Early on, engineers considered giving every character a fixed 2 bytes (16 bits). That covers tens of thousands of characters — but it instantly doubles the size of every plain-English text file. Wasteful.

UTF-8 solved this with a variable-length scheme:

  • Standard English letters use 1 byte, making UTF-8 100% backward-compatible with ASCII.
  • Anything else — accents, other alphabets, emoji — expands on the fly, using up to 4 bytes for a single character.

Today UTF-8 encodes over 97% of all web pages.

The demo: same bytes, two meanings

Let's tie it together. Take our sentence from the start: “We’ll see tomorrow.” Notice the curly apostrophe (’) in We’ll.

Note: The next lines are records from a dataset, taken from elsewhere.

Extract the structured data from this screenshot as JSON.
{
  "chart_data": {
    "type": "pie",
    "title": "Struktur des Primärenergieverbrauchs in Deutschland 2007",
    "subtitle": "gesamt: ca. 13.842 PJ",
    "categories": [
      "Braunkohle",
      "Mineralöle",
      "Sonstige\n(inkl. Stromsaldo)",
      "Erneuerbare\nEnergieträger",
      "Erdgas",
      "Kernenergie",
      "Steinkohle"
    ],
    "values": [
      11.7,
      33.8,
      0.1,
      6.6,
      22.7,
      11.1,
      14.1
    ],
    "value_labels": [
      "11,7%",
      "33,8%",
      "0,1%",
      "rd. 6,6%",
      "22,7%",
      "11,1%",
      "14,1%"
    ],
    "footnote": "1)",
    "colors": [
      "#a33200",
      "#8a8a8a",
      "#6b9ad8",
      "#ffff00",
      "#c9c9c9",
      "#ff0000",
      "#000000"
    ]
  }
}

When you save this as UTF-8, letters like W, e, l, s are stored as their single-byte ASCII values. But the curly apostrophe needs more room — UTF-8 stores that one mark as three bytes:

’  →  0xE2 0x80 0x99

Now your friend opens the file in an old client hardcoded to read Windows-1252. That encoding expects every byte to be its own character, so it decodes the three bytes one at a time:

ByteWindows-1252 shows
0xE2â
0x80
0x99

And that is exactly why a single apostrophe became ’.

The fix

The good news: you don't need to retype anything. The bytes are fine — only the interpretation is wrong. Open the file in your editor, find the encoding setting, and force it to read the file as UTF-8 instead of Western European / Windows-1252. The text snaps back to normal.

The deeper lesson is worth keeping: a file is just bytes. Bytes have no meaning until something decides how to read them. Get the encoding right and Mojibake disappears.